For the US Mortality Melanoma mortality trends 1992-2017 for both genders all races (Figure 1), the comparability ratio (CR) estimate from the jump model is 0.9659, and a statistical test shows that the CR is significantly different from one. The 2017 death counts for this cohort is 8056, which is larger than 5000, therefore, a jump model is selected as the final model.
The example below demonstrates one of the situations.
Figure 2 shows the three models for the same cohort (U.S. Melanoma mortality, both sexes, all races) but for a longer series, 1975-2017. The standard joinpoint model now shows two joinpoints, the jump model shows 4 joinpoints, and the comparability ratio model shows two joinpoints. For trend analysis, the last segment tends to draw the most interest for its important indication on the most recent trend. All three models show a downward trend in the last segment: APC for the jump model, comparability ratio model and standard joinpoint model are -7.29 (significant), -6.58 (significant), and -6.34 (significant), respectively. The standard joinpoint model has a level trend between 1988 and 2013 (APC= -0.01, not statistically significant) and then a downward trend between 2013 and 2017 (APC= 6.34, statistically significant). On the other hand, both jump model and comparability ratio model show upward trend for the majority part of this period: Between 1988 and 2013, comparability ratio model has APC = 0.18 (statistically significant) and jump model has an APC of 0.37 (statistically significant) between 1988 and 2010. In this example, the CR estimate from the jump model is 0.9513, and a statistical test shows that the CR is significantly different from one. The 2017 death counts for this cohort is 8056, which is larger than 5000, therefore, a Jump model is selected as the final model.

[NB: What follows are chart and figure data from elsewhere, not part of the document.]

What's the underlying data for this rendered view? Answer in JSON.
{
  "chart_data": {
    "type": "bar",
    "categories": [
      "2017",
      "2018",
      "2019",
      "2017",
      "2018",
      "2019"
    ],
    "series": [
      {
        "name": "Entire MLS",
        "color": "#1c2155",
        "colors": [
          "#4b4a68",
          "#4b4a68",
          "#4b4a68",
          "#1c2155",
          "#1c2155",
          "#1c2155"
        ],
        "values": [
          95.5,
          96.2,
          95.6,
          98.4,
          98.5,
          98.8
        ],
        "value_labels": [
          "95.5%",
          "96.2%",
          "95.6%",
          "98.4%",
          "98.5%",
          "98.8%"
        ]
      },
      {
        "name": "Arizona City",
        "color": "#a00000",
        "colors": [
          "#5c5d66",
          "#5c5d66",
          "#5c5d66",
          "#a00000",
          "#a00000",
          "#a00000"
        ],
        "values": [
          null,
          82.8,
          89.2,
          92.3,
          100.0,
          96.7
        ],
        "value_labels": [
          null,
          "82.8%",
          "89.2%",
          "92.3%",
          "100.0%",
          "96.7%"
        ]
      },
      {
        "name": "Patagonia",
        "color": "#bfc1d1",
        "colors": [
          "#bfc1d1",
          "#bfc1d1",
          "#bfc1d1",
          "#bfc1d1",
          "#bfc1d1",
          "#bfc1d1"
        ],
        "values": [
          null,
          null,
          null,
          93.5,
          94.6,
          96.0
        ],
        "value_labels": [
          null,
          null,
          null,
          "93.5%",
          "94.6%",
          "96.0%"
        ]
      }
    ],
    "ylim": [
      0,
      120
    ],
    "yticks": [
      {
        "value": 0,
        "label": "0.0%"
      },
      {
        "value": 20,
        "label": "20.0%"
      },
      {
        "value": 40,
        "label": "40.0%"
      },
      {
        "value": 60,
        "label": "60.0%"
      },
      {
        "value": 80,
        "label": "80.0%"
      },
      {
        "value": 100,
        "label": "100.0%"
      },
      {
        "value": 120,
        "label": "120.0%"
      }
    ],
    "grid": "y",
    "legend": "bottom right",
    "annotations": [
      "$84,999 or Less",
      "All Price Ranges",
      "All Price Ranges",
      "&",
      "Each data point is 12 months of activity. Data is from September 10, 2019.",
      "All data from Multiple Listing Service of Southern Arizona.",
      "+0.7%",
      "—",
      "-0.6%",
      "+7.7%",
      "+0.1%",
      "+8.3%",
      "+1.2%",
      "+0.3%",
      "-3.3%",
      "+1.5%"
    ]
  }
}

Figure 2. Standard joinpoint model, jump model, and comparability ratio model for all races and both genders US Mortality for Melanoma, 1975-2017. The estimate of the comparability ratio from the jump model is 0.9513 with standard error = 0.0120 (the estimate of the comparability ratio is statistically different than 1). The comparability ratio (input from a double coding study) is 0.9677 with standard error = 0.0032 (the estimate of the comparability ratio is statistically different than 1).